A severe national gender imbalance, an ageing population and a shrinking workforce: this is the modern legacy of China’s one-child policy. The policy, first implemented in 1979, aimed to ensure that population growth did not outpace economic development, exhaust environmental resources or exceed natural assets. It was enforced through the provision of mandatory contraceptives and, as its name suggests, limited couples to having only one child. However, by 2016, and the prevention of an estimated 400 million births later, China was in a growing crisis.
In 2013, Deputy Director of the National Health and Family Planning Commission, Wang Peian, commented that China’s population would not grow substantially in the short term. And so, by 2015, the government-mandated one-child policy officially ended; in its stead in 2016, came the two-child policy. Then, in May 2021, another revision was made to the Population and Family Planning Law. This brought the three-child policy into effect. But it is increasingly clear that the one-child policy and been extremely successful in reshaping people’s behaviour and will not be easily forgotten: in 2016, of the 11 million couples eligible for children, only 800 000 applied.
In the decades since the one-child policy was introduced, adhering to it by undergoing sterilisation or having an intrauterine device (IUD) inserted came to be viewed as a woman’s duty, both in rural and urban communities. Between 1980 and 2014, 324 million women had IUDs implanted and 108 million were sterilised. Consequently, both birth and fertility rates steadily decreased. Despite exemptions made for couples during both the one and two-child policy era, these rates have continued to decline.

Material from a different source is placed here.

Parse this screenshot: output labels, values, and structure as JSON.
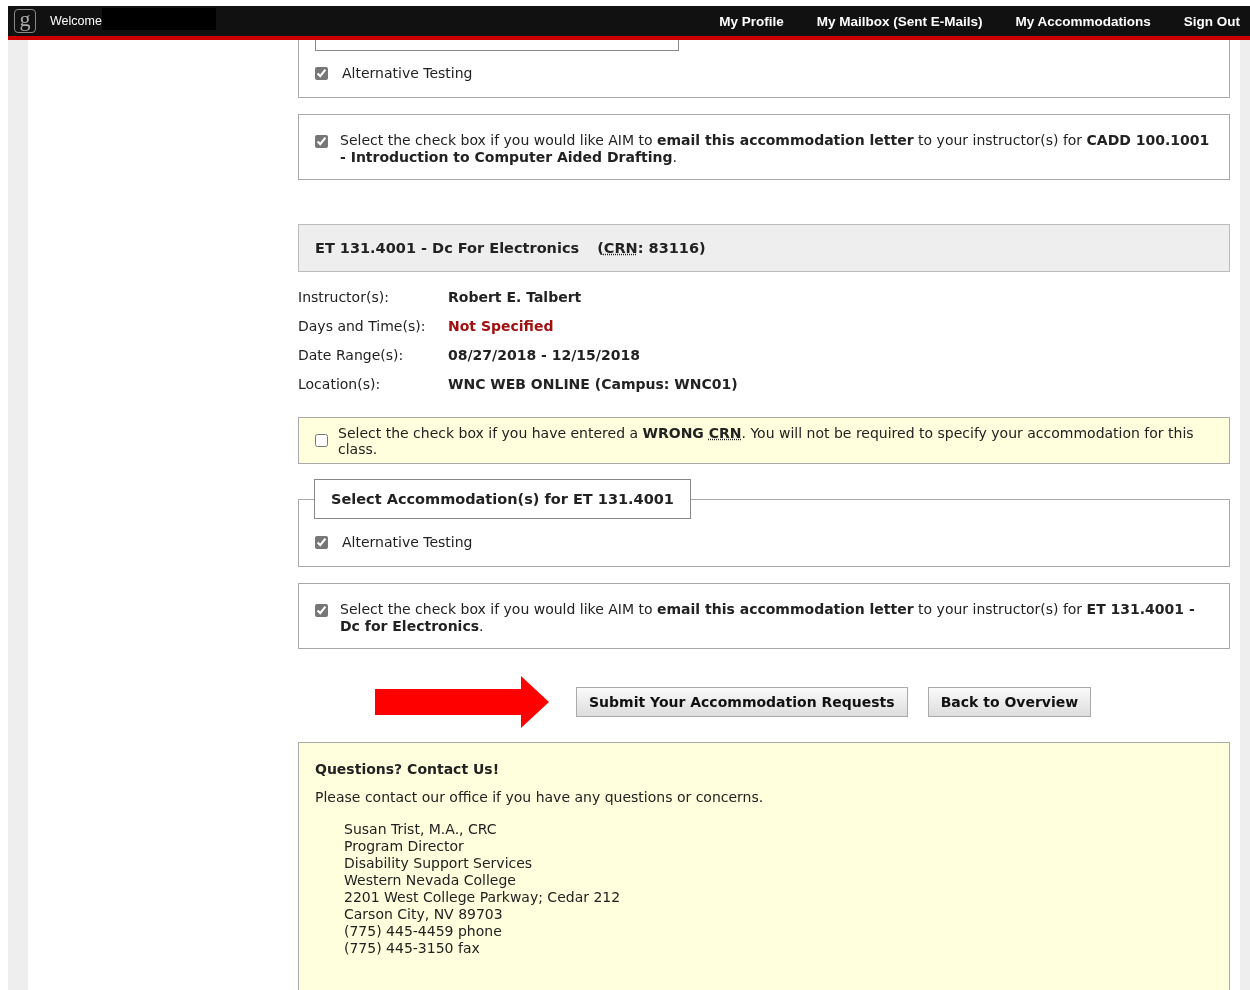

Birth and fertility rates have been one casualty of the one-child policy. Another is women’s rights. Simply, the one-child policy prioritised China at the expense of its women, compromising female sovereignty, autonomy and empowerment. Numerous aspects of the one-child policy, and its successors, battered the notion of women empowerment. The policy institutionalised the female body in law and culture; children could not be born, and women could not be pregnant unless sanctioned by the government. The most widely used contraceptives were geared towards women, and any objection they made was deemed to be dishonourable.

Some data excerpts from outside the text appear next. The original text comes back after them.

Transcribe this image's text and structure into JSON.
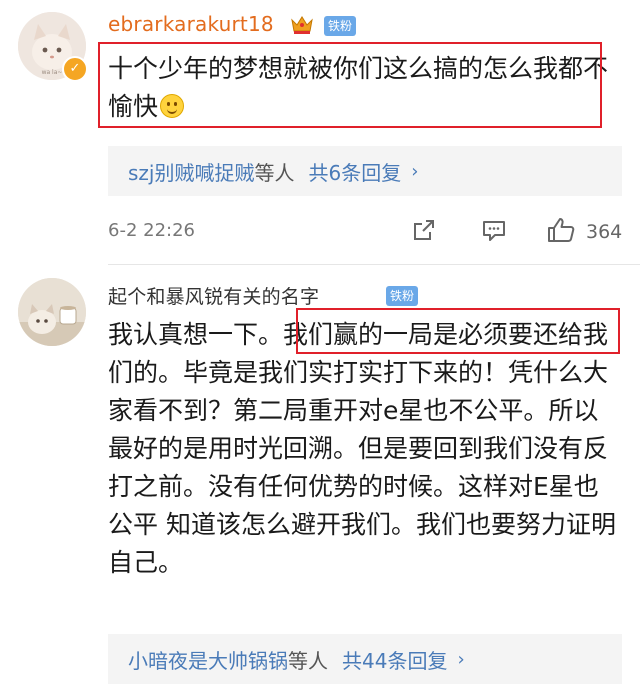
{
  "comments": [
    {
      "username": "ebrarkarakurt18",
      "badge": "铁粉",
      "text": "十个少年的梦想就被你们这么搞的怎么我都不愉快",
      "emoji": "smile-emoji",
      "replies": {
        "name": "szj别贼喊捉贼",
        "mid": "等人",
        "count": "共6条回复",
        "chevron": "›"
      },
      "timestamp": "6-2 22:26",
      "likes": "364",
      "verified_icon": "check-icon"
    },
    {
      "username": "起个和暴风锐有关的名字",
      "badge": "铁粉",
      "text": "我认真想一下。我们赢的一局是必须要还给我们的。毕竟是我们实打实打下来的！凭什么大家看不到？第二局重开对e星也不公平。所以最好的是用时光回溯。但是要回到我们没有反打之前。没有任何优势的时候。这样对E星也公平 知道该怎么避开我们。我们也要努力证明自己。",
      "replies": {
        "name": "小暗夜是大帅锅锅",
        "mid": "等人",
        "count": "共44条回复",
        "chevron": "›"
      }
    }
  ],
  "colors": {
    "username_orange": "#e36c1e",
    "link_blue": "#4a7bb8",
    "badge_blue": "#6aa8e8",
    "highlight_red": "#e0202a"
  },
  "icons": [
    "share-icon",
    "comment-icon",
    "thumbs-up-icon",
    "vip-crown-icon"
  ]
}
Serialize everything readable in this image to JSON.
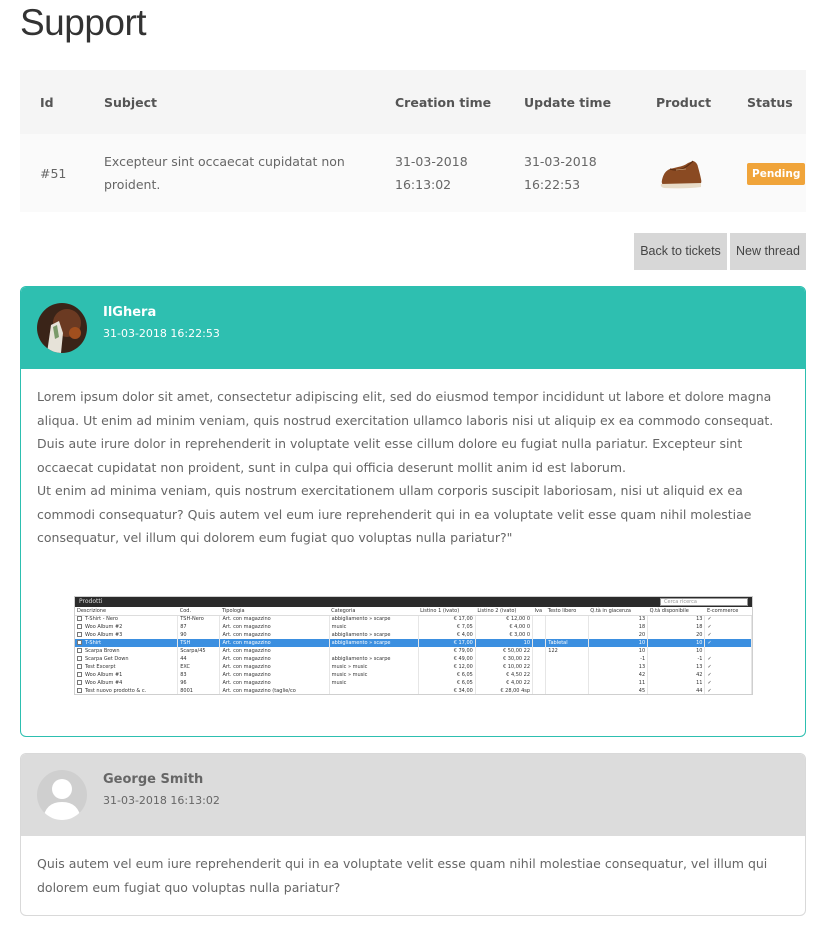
{
  "page": {
    "title": "Support"
  },
  "table": {
    "headers": {
      "id": "Id",
      "subject": "Subject",
      "creation": "Creation time",
      "update": "Update time",
      "product": "Product",
      "status": "Status"
    },
    "row": {
      "id": "#51",
      "subject": "Excepteur sint occaecat cupidatat non proident.",
      "creation_date": "31-03-2018",
      "creation_time": "16:13:02",
      "update_date": "31-03-2018",
      "update_time": "16:22:53",
      "product_image": "shoe-icon",
      "status": "Pending",
      "status_color": "#f0a43a"
    }
  },
  "actions": {
    "back": "Back to tickets",
    "new_thread": "New thread"
  },
  "messages": [
    {
      "author": "IlGhera",
      "date": "31-03-2018 16:22:53",
      "header_color": "#2ebfb0",
      "paragraph1": "Lorem ipsum dolor sit amet, consectetur adipiscing elit, sed do eiusmod tempor incididunt ut labore et dolore magna aliqua. Ut enim ad minim veniam, quis nostrud exercitation ullamco laboris nisi ut aliquip ex ea commodo consequat. Duis aute irure dolor in reprehenderit in voluptate velit esse cillum dolore eu fugiat nulla pariatur. Excepteur sint occaecat cupidatat non proident, sunt in culpa qui officia deserunt mollit anim id est laborum.",
      "paragraph2": "Ut enim ad minima veniam, quis nostrum exercitationem ullam corporis suscipit laboriosam, nisi ut aliquid ex ea commodi consequatur? Quis autem vel eum iure reprehenderit qui in ea voluptate velit esse quam nihil molestiae consequatur, vel illum qui dolorem eum fugiat quo voluptas nulla pariatur?\"",
      "attachment": {
        "title": "Prodotti",
        "search_placeholder": "Cerca ricerca",
        "headers": [
          "Descrizione",
          "Cod.",
          "Tipologia",
          "Categoria",
          "Listino 1 (ivato)",
          "Listino 2 (ivato)",
          "Iva",
          "Testo libero",
          "Q.tà in giacenza",
          "Q.tà disponibile",
          "E-commerce"
        ],
        "rows": [
          [
            "T-Shirt - Nero",
            "TSH-Nero",
            "Art. con magazzino",
            "abbigliamento » scarpe",
            "€ 17,00",
            "€ 12,00 0",
            "",
            "",
            "13",
            "13",
            "✓"
          ],
          [
            "Woo Album #2",
            "87",
            "Art. con magazzino",
            "music",
            "€ 7,05",
            "€ 4,00 0",
            "",
            "",
            "18",
            "18",
            "✓"
          ],
          [
            "Woo Album #3",
            "90",
            "Art. con magazzino",
            "abbigliamento » scarpe",
            "€ 4,00",
            "€ 3,00 0",
            "",
            "",
            "20",
            "20",
            "✓"
          ],
          [
            "T-Shirt",
            "TSH",
            "Art. con magazzino",
            "abbigliamento » scarpe",
            "€ 17,00",
            "10",
            "",
            "Tabletal",
            "10",
            "10",
            "✓"
          ],
          [
            "Scarpa Brown",
            "Scarpa/45",
            "Art. con magazzino",
            "",
            "€ 79,00",
            "€ 50,00 22",
            "",
            "122",
            "10",
            "10",
            ""
          ],
          [
            "Scarpa Get Down",
            "44",
            "Art. con magazzino",
            "abbigliamento » scarpe",
            "€ 49,00",
            "€ 30,00 22",
            "",
            "",
            "-1",
            "-1",
            "✓"
          ],
          [
            "Test Excerpt",
            "EXC",
            "Art. con magazzino",
            "music » music",
            "€ 12,00",
            "€ 10,00 22",
            "",
            "",
            "13",
            "13",
            "✓"
          ],
          [
            "Woo Album #1",
            "83",
            "Art. con magazzino",
            "music » music",
            "€ 6,05",
            "€ 4,50 22",
            "",
            "",
            "42",
            "42",
            "✓"
          ],
          [
            "Woo Album #4",
            "96",
            "Art. con magazzino",
            "music",
            "€ 6,05",
            "€ 4,00 22",
            "",
            "",
            "11",
            "11",
            "✓"
          ],
          [
            "Test nuovo prodotto & c.",
            "8001",
            "Art. con magazzino (taglie/co",
            "",
            "€ 34,00",
            "€ 28,00 4sp",
            "",
            "",
            "45",
            "44",
            "✓"
          ]
        ],
        "selected_row": 3
      }
    },
    {
      "author": "George Smith",
      "date": "31-03-2018 16:13:02",
      "header_color": "#dcdcdc",
      "paragraph1": "Quis autem vel eum iure reprehenderit qui in ea voluptate velit esse quam nihil molestiae consequatur, vel illum qui dolorem eum fugiat quo voluptas nulla pariatur?"
    }
  ]
}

The three-child policy comes as a double-edged sword for women empowerment. It allows added room for family planning and female autonomy – but on the flipside, the circumstances surrounding the amended policy are steeped in necessity, and therefore, it is laden with traditional implications. If formerly it was a woman’s duty and responsibility to have only one child, enforced by the pressures of social norms, would a woman then have to have three children under those same circumstances? And if she did not, would she then bring shame to her family?
To add fuel to the fire, the incredibly high cost of living in China has created a generation of working women. Bloomberg reports that more than 40% of working women do not want children; of those who already have one, do not wish for a second. As of 2019, women were estimated to make up 43.7% of the labour workforce. And despite a 98-day work leave for new mothers, their absence is often met with workplace discrimination and their employment is sometimes terminated. A 2018 study by Catalyst found that 19% of civil service job listings explicitly outlined their preference for male applicants. And, Catalyst continued, women made up only 9.7% of the board of directors for Chinese companies. So, not only is it difficult for women in China to find a job, let alone get hired - it is even harder for a woman to acquire a good job, and harder still to have a good job and keep it if they fall pregnant.

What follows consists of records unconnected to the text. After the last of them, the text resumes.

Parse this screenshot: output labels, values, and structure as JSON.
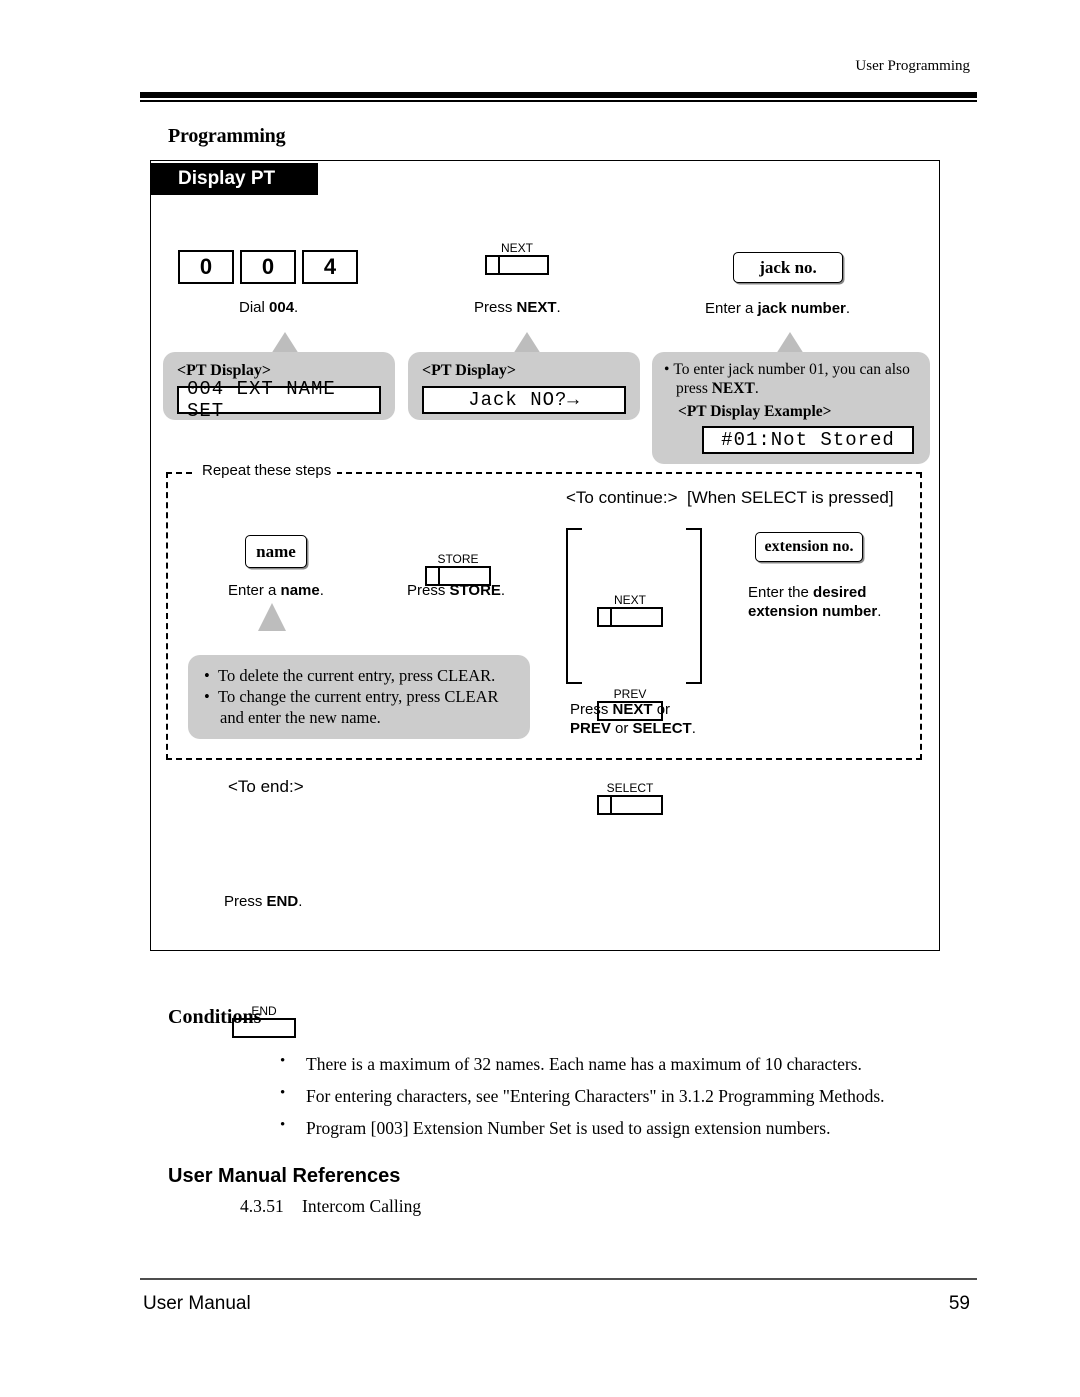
{
  "header": {
    "running_head": "User Programming"
  },
  "sections": {
    "programming_heading": "Programming",
    "conditions_heading": "Conditions",
    "references_heading": "User Manual References"
  },
  "diagram": {
    "tab_label": "Display PT",
    "dial": {
      "digits": [
        "0",
        "0",
        "4"
      ],
      "caption_prefix": "Dial ",
      "caption_bold": "004",
      "caption_suffix": "."
    },
    "next_key": {
      "cap": "NEXT",
      "caption_prefix": "Press ",
      "caption_bold": "NEXT",
      "caption_suffix": "."
    },
    "jack": {
      "box_label": "jack no.",
      "caption_prefix": "Enter a ",
      "caption_bold": "jack number",
      "caption_suffix": "."
    },
    "callout_pt_display_1": {
      "title": "<PT Display>",
      "lcd": "004 EXT NAME SET"
    },
    "callout_pt_display_2": {
      "title": "<PT Display>",
      "lcd": "Jack NO?→"
    },
    "callout_example": {
      "bullet_part1": "To enter jack number 01, you can also press ",
      "bullet_bold": "NEXT",
      "bullet_part2": ".",
      "title": "<PT Display Example>",
      "lcd": "#01:Not Stored"
    },
    "repeat_label": "Repeat these steps",
    "continue_label": "<To continue:>",
    "continue_condition": "[When SELECT is pressed]",
    "name": {
      "box_label": "name",
      "caption_prefix": "Enter a ",
      "caption_bold": "name",
      "caption_suffix": "."
    },
    "store_key": {
      "cap": "STORE",
      "caption_prefix": "Press ",
      "caption_bold": "STORE",
      "caption_suffix": "."
    },
    "nav_keys": {
      "next_cap": "NEXT",
      "prev_cap": "PREV",
      "select_cap": "SELECT",
      "caption_line1_prefix": "Press ",
      "caption_line1_bold": "NEXT",
      "caption_line1_suffix": " or",
      "caption_line2_bold1": "PREV",
      "caption_line2_mid": " or ",
      "caption_line2_bold2": "SELECT",
      "caption_line2_suffix": "."
    },
    "extension": {
      "box_label": "extension no.",
      "caption_line1_prefix": "Enter the ",
      "caption_line1_bold": "desired",
      "caption_line2_bold": "extension number",
      "caption_line2_suffix": "."
    },
    "callout_clear": {
      "bullet1": "To delete the current entry, press CLEAR.",
      "bullet2": "To change the current entry, press CLEAR and enter the new name."
    },
    "end": {
      "to_end_label": "<To end:>",
      "cap": "END",
      "caption_prefix": "Press ",
      "caption_bold": "END",
      "caption_suffix": "."
    }
  },
  "conditions": [
    "There is a maximum of 32 names. Each name has a maximum of 10 characters.",
    "For entering characters, see \"Entering Characters\" in 3.1.2    Programming Methods.",
    "Program [003] Extension Number Set is used to assign extension numbers."
  ],
  "references": [
    {
      "number": "4.3.51",
      "title": "Intercom Calling"
    }
  ],
  "footer": {
    "left": "User Manual",
    "page": "59"
  },
  "colors": {
    "callout_gray": "#cccccc",
    "pointer_gray": "#bdbdbd",
    "tab_black": "#000000"
  }
}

The three-child policy, then, has not emerged from women’s pleas. The Chinese population is estimated to reach its peak in 2038 and the government is desperately trying to revive the national birthrate; however, it is clear, women do not want to have children. Under the weight of China’s economy, women are yet again being forced into a corner. The three-child policy has re-institutionalised women without accounting for the social and financial situation of the modern woman. Although it does not demand that women have three children, it places them under the immense pressures of traditional and social gender norms, detracting from female autonomy and women’s empowerment.